Back to the question. Is the link imbalance between our walkie talkies a problem? No, it actually isn’t. All it means is that at a certain distance, bi-directional communication will fail. The fact that one transmitter is higher than the other doesn’t actually matter. This is exactly what happens in a Wi-Fi network.

Have you ever stopped to think about what actually transpires in a Wi-Fi network when a client device can no longer communicate with an AP? I guarantee you, 99.999% of the time it’s ONE side of the link that fails first. If a device transmits and never receives an ACK, the link has failed.

Many a tech document has stated that if you want Wi-Fi to work right, you should lower the transmit power of the AP to the match that of the client. That is a terrible idea. Stream of consciousness as to why:

– The AP has much better receive sensitivity than your client. If you set the Tx power on the AP to 30mW equaling that of the client BUT the AP can hear 6dB better, you still have a seriously imbalanced link.

– Ah… now you are thinking this: If I set my Tx power of my AP to compensate for the client hearing better, now I have a balanced link. What that means is, you set the AP Tx power to 6dB higher than the Tx power of the client. Now, your AP would be transmitting at 120mW (6dB higher) and your client at 30mW. Now you have a balanced link! Perfect! Well, not really.

Bring on the meat!

Some vendors like to use dynamic (non static) antenna gain and / or transmit beam forming (TxBF) to get more signal to the client. But, if the client can’t talk any louder, does that actually improve anything? Read on!

Walkie talkie communication was quite simple. Again, we could either understand each other or we couldn’t. But, Wi-Fi brings in another factor that doesn’t exist in analog communication. Data rates.

Wi-Fi automatically adjusts data rate to accommodate the communication channel. If signals are high and everything is good, it transmits at high data rate. If there is noise and signals are weak, it will transmit at a low data rate. (There are a bunch or rates in between too) With Wi-Fi, signal equals speed and reliability. Unless you are at your maximum MCS (data rate) extra signal will improve your link speed and that equates to improved capacity and throughput.

So what happens if you have that evil unbalanced link and your AP sends higher signals than your client?  Great! I’m digging that because it gives me increased data rates on ALL downlink data. Given that many networks have 80%+ of their data going to the clients from the AP, who wouldn’t want more signal, speed, capacity and throughput?

Looking Beyond the Room

For those of you that don’t follow Devin Akin, Jared Griffith or Jeanette Lee on Twitter… let me give you an update. 

Effectively it is being argued that Ruckus technology (adaptive antennas, ChannelFly etc) has no effect on performance in a classroom environment because all of the 30+ iPad devices in the classroom are limited by their downstream throughput which is about 25Mbps. In Aerohive’s “Need for Speed” blog they state that these iPad consume about 80% of the airtime even though they are moving at relatively slow speeds by today’s standards. I haven’t personally tested this but I believe these numbers. 

Now, my response.

First off, I work for Ruckus and this blog is Ruckus centric. I’ll try to not make a habit of it. Promise.  

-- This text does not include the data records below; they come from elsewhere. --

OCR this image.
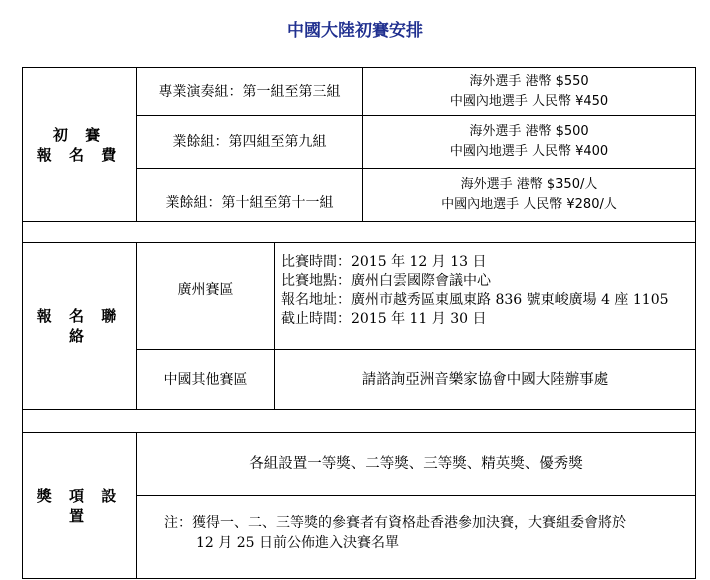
中國大陸初賽安排
初 賽
報 名 費
專業演奏組：第一組至第三組
海外選手 港幣 $550
中國內地選手 人民幣 ¥450
業餘組：第四組至第九組
海外選手 港幣 $500
中國內地選手 人民幣 ¥400
業餘組：第十組至第十一組
海外選手 港幣 $350/人
中國內地選手 人民幣 ¥280/人
報 名 聯 絡
廣州賽區
比賽時間：2015 年 12 月 13 日
比賽地點：廣州白雲國際會議中心
報名地址：廣州市越秀區東風東路 836 號東峻廣場 4 座 1105
截止時間：2015 年 11 月 30 日
中國其他賽區	請諮詢亞洲音樂家協會中國大陸辦事處
獎 項 設 置
各組設置一等獎、二等獎、三等獎、精英獎、優秀獎
注：獲得一、二、三等獎的參賽者有資格赴香港參加決賽，大賽組委會將於
12 月 25 日前公佈進入決賽名單
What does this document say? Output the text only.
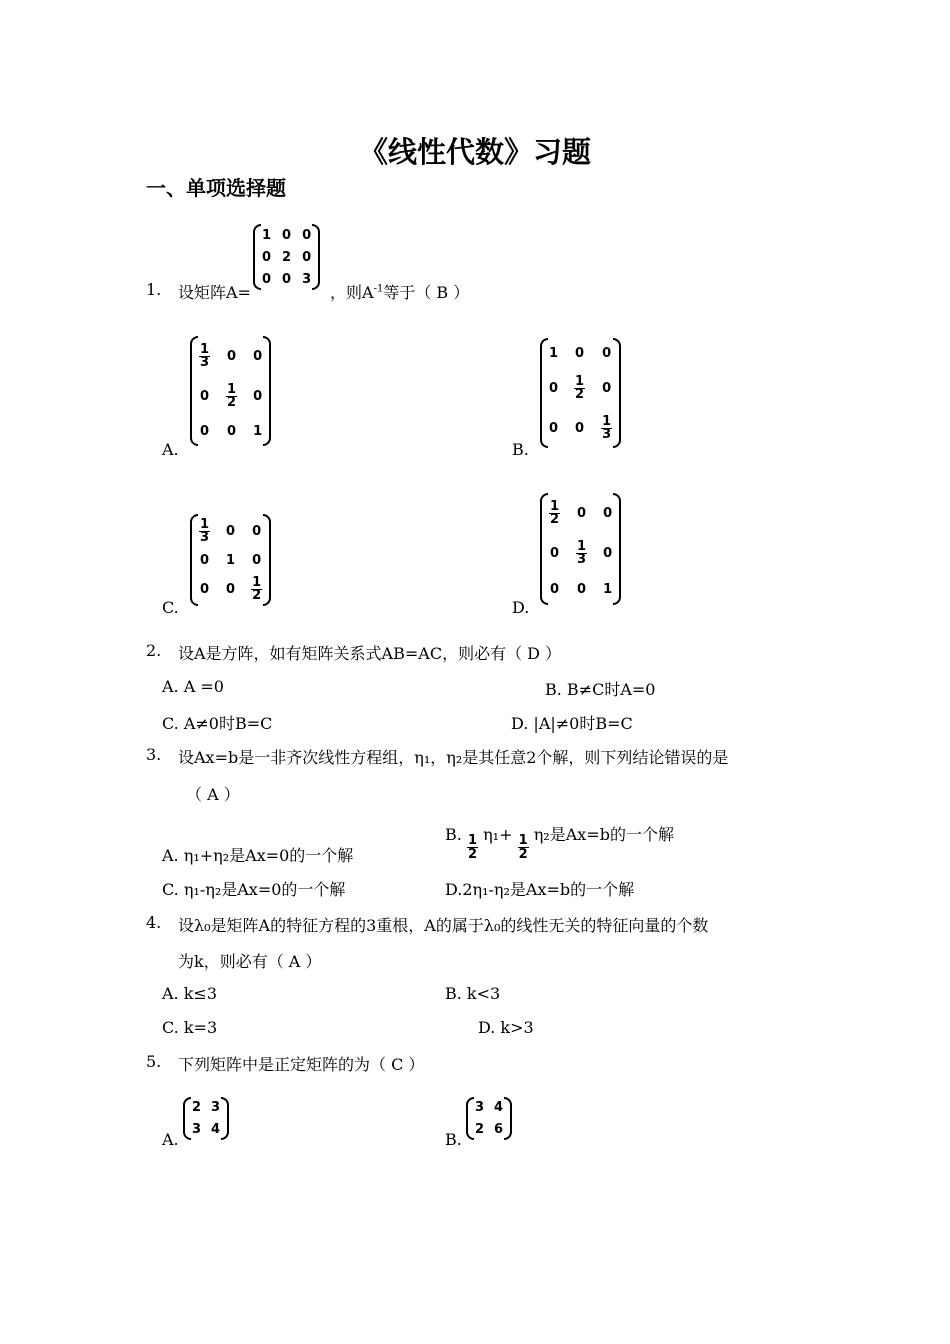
《线性代数》习题
一、单项选择题
1. 设矩阵A=
1 0 0
0 2 0
0 0 3
，则$A^{-1}$等于（ B ）
A.
$\frac{1}{3} 0$ 0
$0 \frac{1}{2} 0$
0 0 1
B.
1 0 0
$0 \frac{1}{2} 0$
0 $0 \frac{1}{3}$
C.
$\frac{1}{3} 0$ 0
0 1 0
0 $0 \frac{1}{2}$
D.
$\frac{1}{2} 0$ 0
$0 \frac{1}{3} 0$
0 0 1
2. 设A是方阵，如有矩阵关系式AB=AC，则必有（ D ）
A. A =0	B. B≠C时A=0
C. A≠0时B=C	D. |A|≠0时B=C
3. 设Ax=b是一非齐次线性方程组，η₁，η₂是其任意2个解，则下列结论错误的是
（ A ）
A. η₁+η₂是Ax=0的一个解
B. $\frac{1}{2} \eta_1+ \frac{1}{2} \eta_2$是Ax=b的一个解
C. η₁-η₂是Ax=0的一个解	D.2η₁-η₂是Ax=b的一个解
4. 设λ₀是矩阵A的特征方程的3重根，A的属于λ₀的线性无关的特征向量的个数
为k，则必有（ A ）
A. k≤3	B. k<3
C. k=3	D. k>3
5. 下列矩阵中是正定矩阵的为（ C ）
A.
2 3
3 4
B.
3 4
2 6
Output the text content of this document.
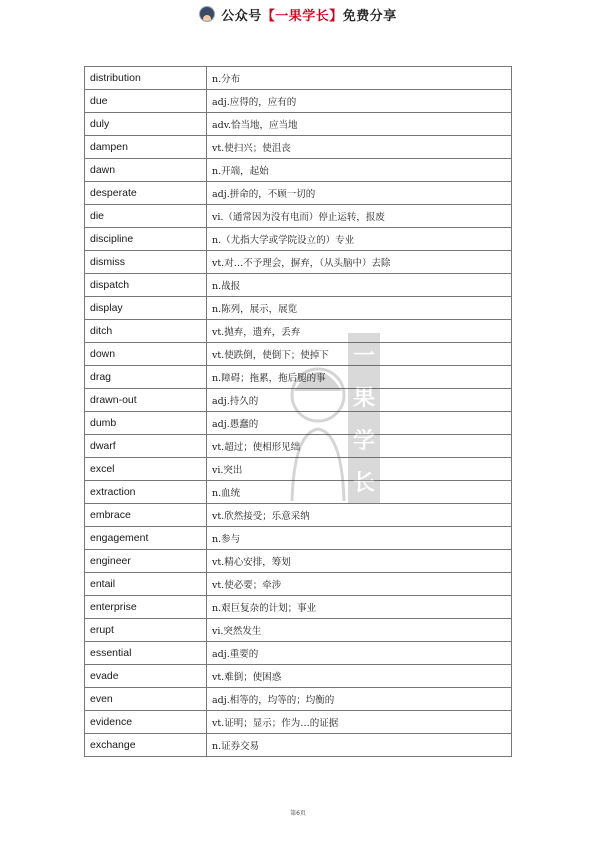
公众号【一果学长】免费分享
distribution	n.分布
due	adj.应得的，应有的
duly	adv.恰当地，应当地
dampen	vt.使扫兴；使沮丧
dawn	n.开端，起始
desperate	adj.拼命的，不顾一切的
die	vi.（通常因为没有电而）停止运转，报废
discipline	n.（尤指大学或学院设立的）专业
dismiss	vt.对…不予理会，摒弃，（从头脑中）去除
dispatch	n.战报
display	n.陈列，展示，展览
ditch	vt.抛弃，遗弃，丢弃
down	vt.使跌倒，使倒下；使掉下
drag	n.障碍；拖累，拖后腿的事
drawn-out	adj.持久的
dumb	adj.愚蠢的
dwarf	vt.超过；使相形见绌
excel	vi.突出
extraction	n.血统
embrace	vt.欣然接受；乐意采纳
engagement	n.参与
engineer	vt.精心安排，筹划
entail	vt.使必要；牵涉
enterprise	n.艰巨复杂的计划；事业
erupt	vi.突然发生
essential	adj.重要的
evade	vt.难倒；使困惑
even	adj.相等的，均等的；均衡的
evidence	vt.证明；显示；作为…的证据
exchange	n.证券交易
一
果
学
长
第6页
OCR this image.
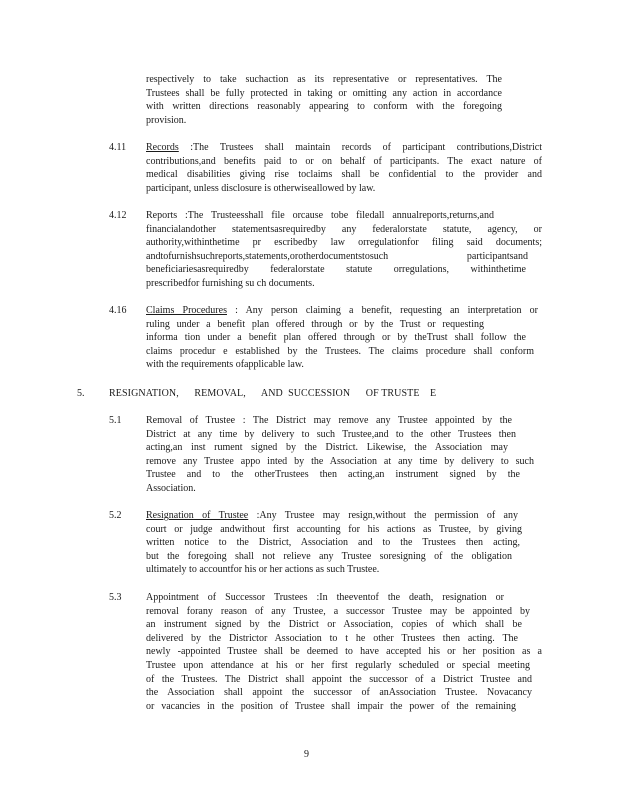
respectively to take suchaction as its representative or representatives. The
Trustees shall be fully protected in taking or omitting any action in accordance
with written directions reasonably appearing to conform with the foregoing
provision.
4.11 Records :The Trustees shall maintain records of participant contributions,District
contributions,and benefits paid to or on behalf of participants. The exact nature of
medical disabilities giving rise toclaims shall be confidential to the provider and
participant, unless disclosure is otherwiseallowed by law.
4.12 Reports :The Trusteesshall file orcause tobe filedall annualreports,returns,and
financialandother statementsasrequiredby any federalorstate statute, agency, or
authority,withinthetime pr escribedby law orregulationfor filing said documents;
andtofurnishsuchreports,statements,orotherdocumentstosuch participantsand
beneficiariesasrequiredby federalorstate statute orregulations, withinthetime
prescribedfor furnishing su ch documents.
4.16 Claims Procedures : Any person claiming a benefit, requesting an interpretation or
ruling under a benefit plan offered through or by the Trust or requesting
informa tion under a benefit plan offered through or by theTrust shall follow the
claims procedur e established by the Trustees. The claims procedure shall conform
with the requirements ofapplicable law.
5. RESIGNATION,      REMOVAL,      AND  SUCCESSION      OF TRUSTE    E
5.1 Removal of Trustee : The District may remove any Trustee appointed by the
District at any time by delivery to such Trustee,and to the other Trustees then
acting,an inst rument signed by the District. Likewise, the Association may
remove any Trustee appo inted by the Association at any time by delivery to such
Trustee and to the otherTrustees then acting,an instrument signed by the
Association.
5.2 Resignation of Trustee :Any Trustee may resign,without the permission of any
court or judge andwithout first accounting for his actions as Trustee, by giving
written notice to the District, Association and to the Trustees then acting,
but the foregoing shall not relieve any Trustee soresigning of the obligation
ultimately to accountfor his or her actions as such Trustee.
5.3 Appointment of Successor Trustees :In theeventof the death, resignation or
removal forany reason of any Trustee, a successor Trustee may be appointed by
an instrument signed by the District or Association, copies of which shall be
delivered by the Districtor Association to t he other Trustees then acting. The
newly -appointed Trustee shall be deemed to have accepted his or her position as a
Trustee upon attendance at his or her first regularly scheduled or special meeting
of the Trustees. The District shall appoint the successor of a District Trustee and
the Association shall appoint the successor of anAssociation Trustee. Novacancy
or vacancies in the position of Trustee shall impair the power of the remaining
9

One of the things that I have stressed with all of my Wi-Fi students over the years is to look at a Wi-Fi network as a whole organic structure. Understanding the protocols and RF between an AP and a client are essential but the next step is to understand how each Wi-Fi device (STA or AP) effects each other. We don’t live in a world with one AP. 

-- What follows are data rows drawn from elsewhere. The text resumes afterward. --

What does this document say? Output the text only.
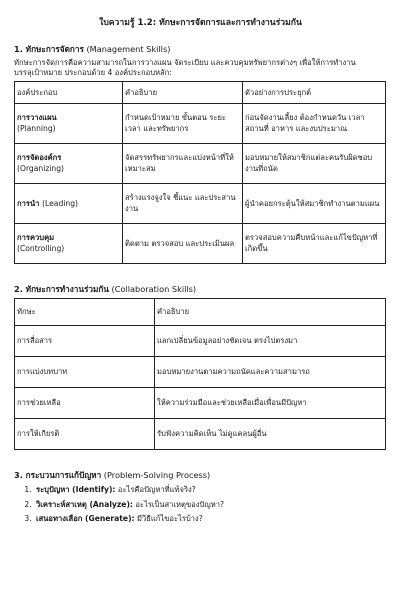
ใบความรู้ 1.2: ทักษะการจัดการและการทำงานร่วมกัน
1. ทักษะการจัดการ (Management Skills)
ทักษะการจัดการคือความสามารถในการวางแผน จัดระเบียบ และควบคุมทรัพยากรต่างๆ เพื่อให้การทำงาน
บรรลุเป้าหมาย ประกอบด้วย 4 องค์ประกอบหลัก:
องค์ประกอบ	คำอธิบาย	ตัวอย่างการประยุกต์

การวางแผน
(Planning)	กำหนดเป้าหมาย ขั้นตอน ระยะเวลา และทรัพยากร	ก่อนจัดงานเลี้ยง ต้องกำหนดวัน เวลา สถานที่ อาหาร และงบประมาณ

การจัดองค์กร
(Organizing)	จัดสรรทรัพยากรและแบ่งหน้าที่ให้เหมาะสม	มอบหมายให้สมาชิกแต่ละคนรับผิดชอบงานที่ถนัด
การนำ (Leading)	สร้างแรงจูงใจ ชี้แนะ และประสานงาน	ผู้นำคอยกระตุ้นให้สมาชิกทำงานตามแผน

การควบคุม
(Controlling)	ติดตาม ตรวจสอบ และประเมินผล	ตรวจสอบความคืบหน้าและแก้ไขปัญหาที่เกิดขึ้น
2. ทักษะการทำงานร่วมกัน (Collaboration Skills)
ทักษะ	คำอธิบาย
การสื่อสาร	แลกเปลี่ยนข้อมูลอย่างชัดเจน ตรงไปตรงมา
การแบ่งบทบาท	มอบหมายงานตามความถนัดและความสามารถ
การช่วยเหลือ	ให้ความร่วมมือและช่วยเหลือเมื่อเพื่อนมีปัญหา
การให้เกียรติ	รับฟังความคิดเห็น ไม่ดูแคลนผู้อื่น
3. กระบวนการแก้ปัญหา (Problem-Solving Process)
1. ระบุปัญหา (Identify): อะไรคือปัญหาที่แท้จริง?
2. วิเคราะห์สาเหตุ (Analyze): อะไรเป็นสาเหตุของปัญหา?
3. เสนอทางเลือก (Generate): มีวิธีแก้ไขอะไรบ้าง?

High Density Myth #1: Adaptive Antennas (BeamFlex) doesn’t help the throughput of an iPad. 

True (yes, you read it right). If you test one iPad with one AP within 10 feet of each other in a clean environment, you’ll probably get similar results from most vendors including Linksys and Netgear. Unfortunately for those vendors, that situation only exists in poorly thought out tests.

BeamFlex is an adaptive antenna technology that customizes signals in both direction and polarity to optimize the signal for the client device. That is what BeamFlex is most known for anyway. However, one of the significant but unsung benefits of adaptive antennas is the reduction of co-channel (AP to AP) interference.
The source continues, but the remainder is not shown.